April 12, 2020 By Chris Conlan 2 Comments

I just finished writing my latest book, Algorithmic Trading with Python. When writing the chapter on performance metrics, I was consistently surprised with the simplicity of the pandas code. If you, as a developer, resolve to only work with datetime-indexed pd.Series objects, the resulting code is really clean and easy.

Simulating Data

For those unfamiliar with pandas, the term datetime-indexed means that each floating point value of the series has a corresponding ordered index of pd.Datetime objects. These effectively become the array indices of any pd.Series or pd.DataFrame you end up working with.

If you want some simulated data to work with for this article, try the following.

import numpy as np
import pandas as pd
import datetime
from datetime import timedelta

start_date = datetime.date(2010, 1, 1)
date_index = [start_date + timedelta(days=i) for i in range(3650)]

price = initial_price = 100
prices = []
for i in range(3650):
    price *= (1 + np.random.normal(loc=0.0001, scale=0.005))
    prices.append(price)

series = pd.Series(prices, index=date_index)

Calculating CAGR

CAGR (compounded annual growth rate) is the annual compounded rate of return required to achieve a total return over the specified time frame.

def calculate_percent_return(series: pd.Series):
    return series.iloc[-1] / series.iloc[0] - 1

def get_years_past(series: pd.Series):
    start_date = series.index[0]
    end_date = series.index[-1]
    return (end_date - start_date).days / 365.25

def calculate_cagr(series: pd.Series):
    start_price = series.iloc[0]
    end_price = series.iloc[-1]
    value_factor = end_price / start_price
    year_past = get_years_past(series)
    return (value_factor ** (1 / year_past)) - 1

print(calculate_cagr(series))

Calculating Annualized Volatility

Volatility in finance is typically assumed to be the annualized standard deviation of log returns. It is computed as follows.

def calculate_log_return_series(series: pd.Series):
    shifted_series = series.shift(1, axis=0)
    return pd.Series(np.log(series / shifted_series))

def calculate_annualized_volatility(return_series: pd.Series):
    years_past = get_years_past(return_series)
    entries_per_year = return_series.shape[0] / years_past
    return return_series.std() * np.sqrt(entries_per_year)

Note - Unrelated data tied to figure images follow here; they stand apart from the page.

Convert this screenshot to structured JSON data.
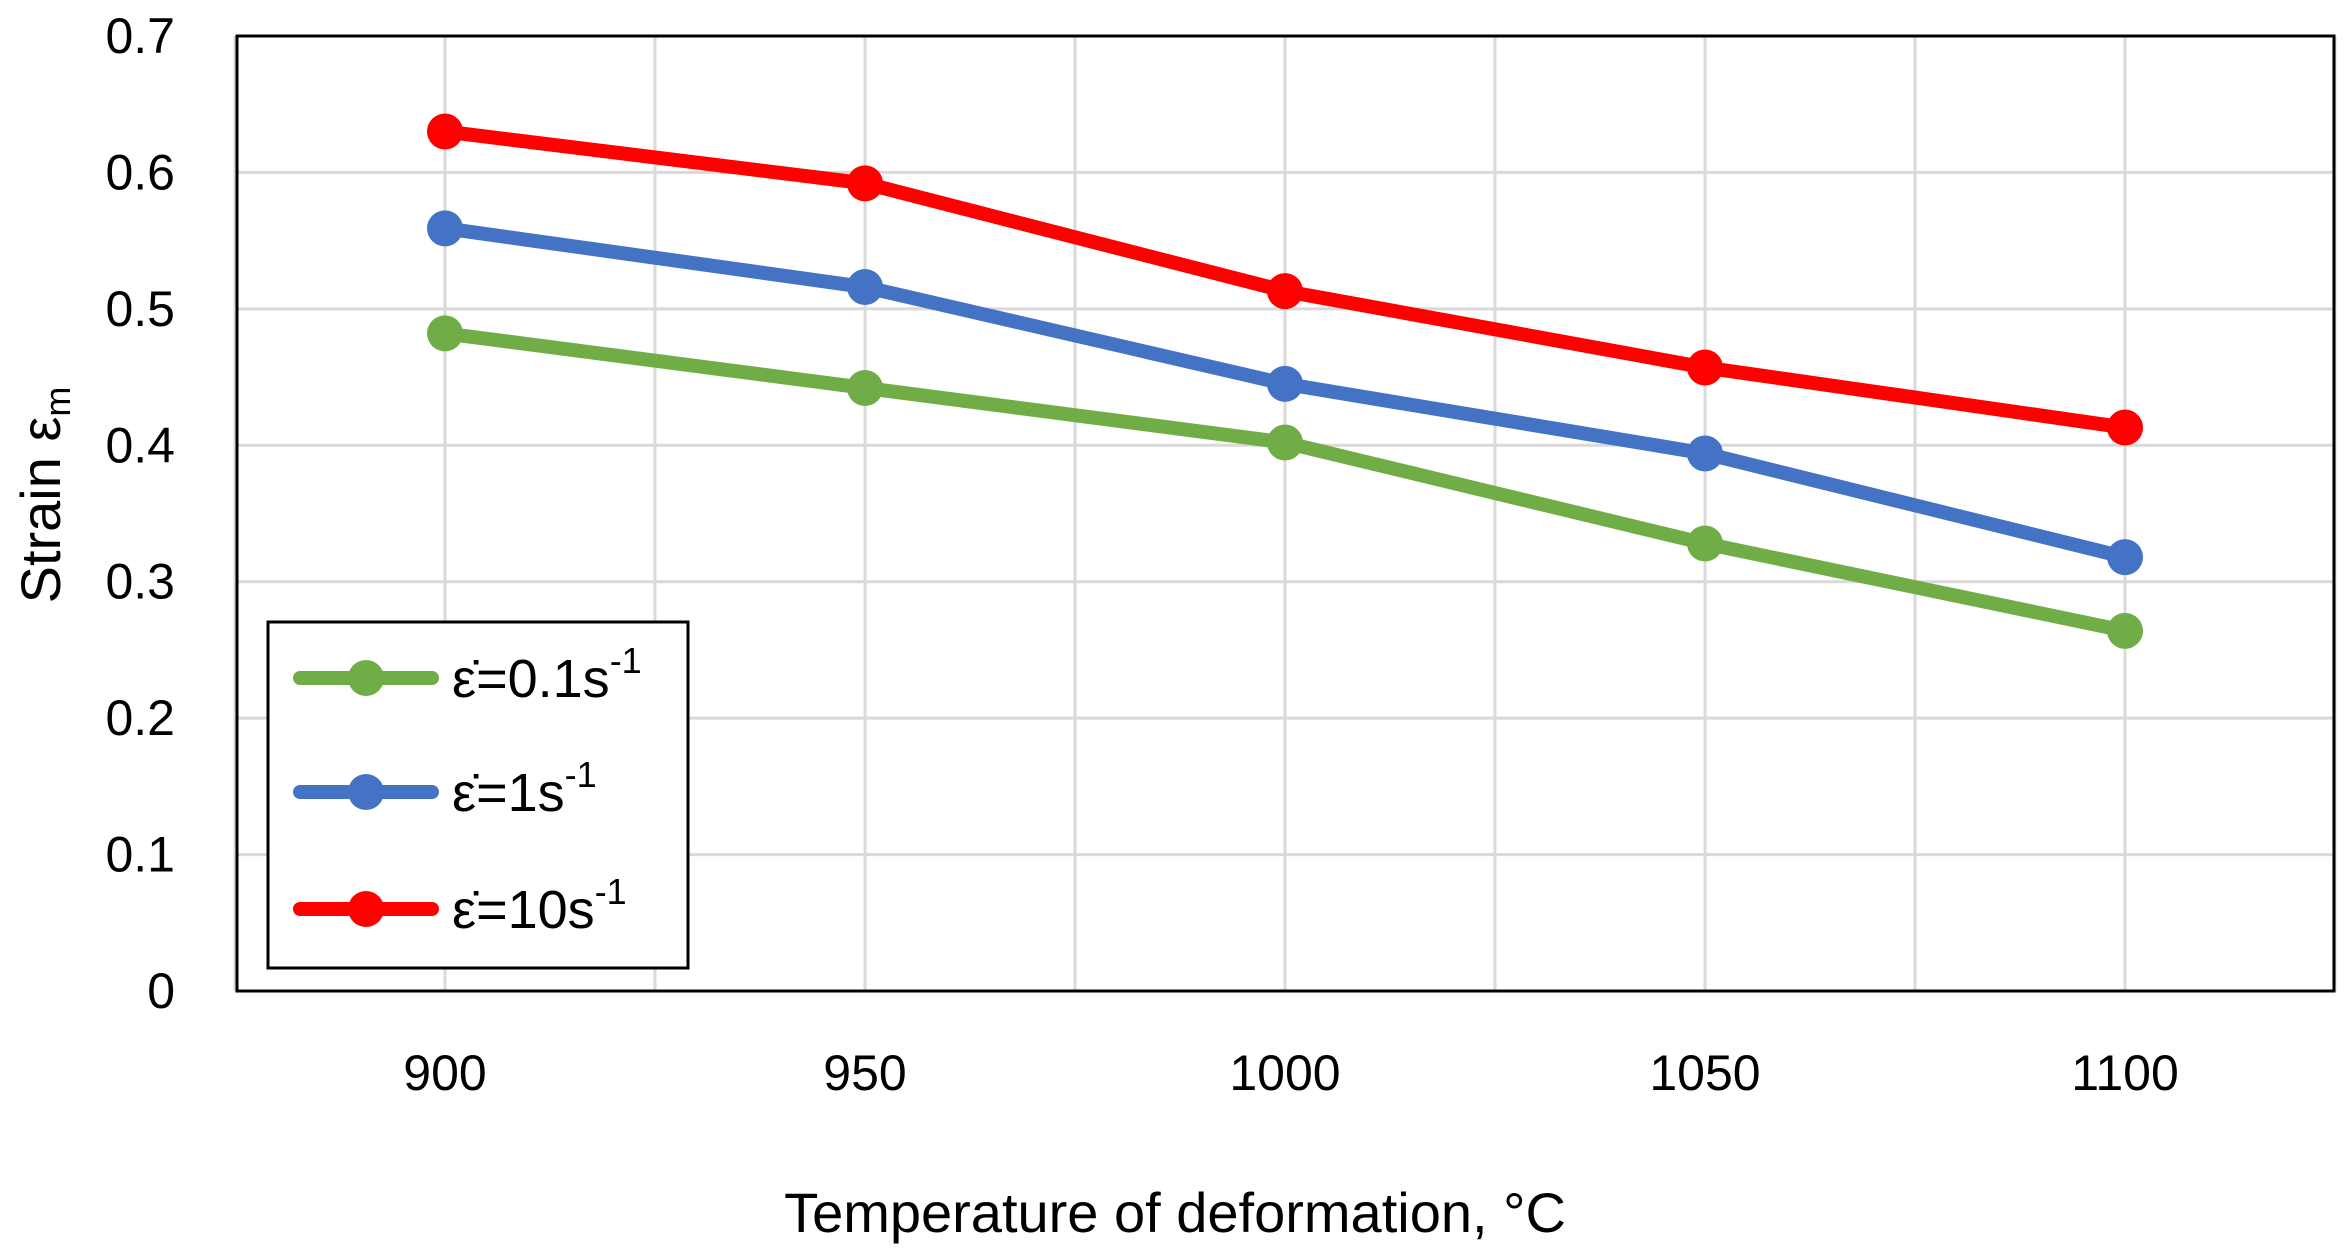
{
  "chart_data": {
    "type": "line",
    "title": "",
    "xlabel": "Temperature of deformation, °C",
    "ylabel": "Strain ε",
    "ylabel_subscript": "m",
    "x": [
      900,
      950,
      1000,
      1050,
      1100
    ],
    "x_tick_labels": [
      "900",
      "950",
      "1000",
      "1050",
      "1100"
    ],
    "ylim": [
      0,
      0.7
    ],
    "y_ticks": [
      0,
      0.1,
      0.2,
      0.3,
      0.4,
      0.5,
      0.6,
      0.7
    ],
    "y_tick_labels": [
      "0",
      "0.1",
      "0.2",
      "0.3",
      "0.4",
      "0.5",
      "0.6",
      "0.7"
    ],
    "grid": true,
    "legend_position": "bottom-left",
    "series": [
      {
        "name": "ε̇=0.1s-1",
        "label_main": "ε̇=0.1s",
        "label_sup": "-1",
        "color": "#70ad47",
        "values": [
          0.482,
          0.442,
          0.402,
          0.328,
          0.264
        ]
      },
      {
        "name": "ε̇=1s-1",
        "label_main": "ε̇=1s",
        "label_sup": "-1",
        "color": "#4472c4",
        "values": [
          0.559,
          0.516,
          0.445,
          0.394,
          0.318
        ]
      },
      {
        "name": "ε̇=10s-1",
        "label_main": "ε̇=10s",
        "label_sup": "-1",
        "color": "#ff0000",
        "values": [
          0.63,
          0.592,
          0.513,
          0.457,
          0.413
        ]
      }
    ]
  }
}
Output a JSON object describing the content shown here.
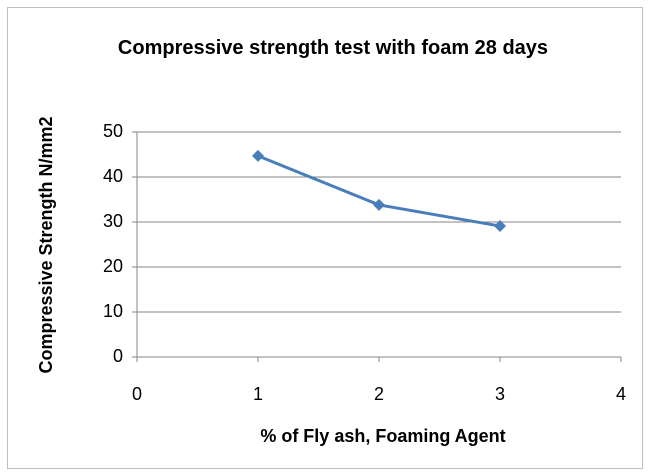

return_series = calculate_log_return_series(series)
print(calculate_annualized_volatility(return_series))

Calculating MACD

The MACD oscillator is a popular indicator based on the difference between two moving averages of different lengths.

def calculate_simple_moving_average(series: pd.Series, n: int=20):
    return series.rolling(n).mean()

def calculate_macd_oscillator(series: pd.Series,
    n1: int=5, n2: int=34):
    return calculate_simple_moving_average(series, n1) - \
        calculate_simple_moving_average(series, n2)

print(calculate_macd_oscillator(series))

Calculating Bollinger Bands

The Bollinger Bands are another proper indicator that involves computing an upper, middle, and lower band.

def calculate_simple_moving_sample_stdev(series: pd.Series, n: int=20):
    return series.rolling(n).std()

def calculate_bollinger_bands(series: pd.Series, n: int=20):
    sma = calculate_simple_moving_average(series, n)
    stdev = calculate_simple_moving_sample_stdev(series, n)

    lower = sma - 2 * stdev
    middle = sma 
    upper = sma - 2 * stdev

    return lower, middle, upper

print(calculate_bollinger_bands(series))

Conclusion

I hope this post can provide some inspiration. I have been impressed in recent years how pandas increasingly caters directly to quants and financial analysts. If you want more detail, check out my latest book Algorithmic Trading with Python.

Filed Under: Automated Trading, Programming with Python

Comments

  1. geoff says

    August 16, 2020 at 10:34 am

    looks like your code has been horribly manged – I can make out < for MACD, but what is the last for Bollinger Bands?

    Reply
    • Chris Conlan says

      August 16, 2020 at 6:12 pm

      Thanks for pointing that out Geoff. HTML entities were eating some of my code. I fixed it.